What’s an earnest money deposit?

Lucy read my piece yesterday and wanted to know what an earnest money deposit is. I swore up and down I had already written about it. She disagreed. Turns out she was right.

Anyway, an earnest money deposit (EMD) is the money the purchase contract requires the buyer to put into escrow immediately after the contract is agreed between buyer and seller. There is no hard rule about how much money it is, but the convention in southern CA is generally 3% of the total purchase price. If you’re looking at the standard CA Association of Realtors purchase contract, the EMD is set out in paragraph 3A, titled the “Initial Deposit”.

Once the earnest money is in, as with all money in escrow, both buyer and seller must agree before it can leave escrow, either to the seller or back to the buyer. So, once buyer wires the EMD in, he can’t get it back out without the seller’s consent (without going through a lot of hoops, possibly including going to arbitration.)

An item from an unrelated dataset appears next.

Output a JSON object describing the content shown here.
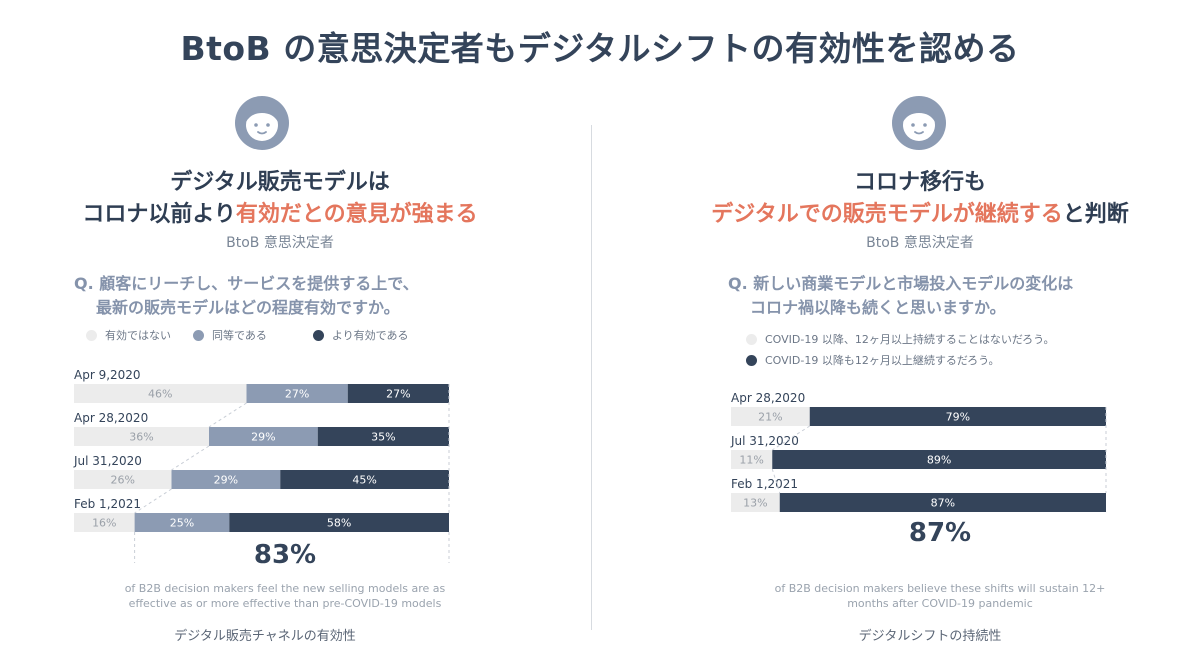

The point of the earnest money deposit is to:

  1. Show that the buyer is serious (“in earnest”) about buying the property;
  2. Give the seller something (even symbolically) for allowing the buyer to tie up his property for some period of time; and
  3. Give the seller some leverage the ensure the buyer behaves himself.

During the contingency period, while the buyer is investigating the property, the buyer has the right to cancel the deal and receive back his EMD (less some escrow fees, if the escrow company is greedy / stupid). (For more on how the contingency period works, read this.)

Once the buyer removes his contingencies (also called “going hard”), if the buyer does not close the deal, the seller is usually entitled to keep some or all of the EMD (up to 3% of the purchase price, if it’s a 1-4 unit property; otherwise, the whole EMD) as liquidated damages. However, as with all money coming out of escrow, there is a whole process that has to happen before the seller can actually keep the money.

If the buyer does move forward with closing the deal, the EMD ends up as part of the buyer’s downpayment. For example, if the EMD was 3% of the purchase price and the buyer has agreed to put down 25% total, the buyer only needs to wire in a further 22% to close, since the 3% is already there.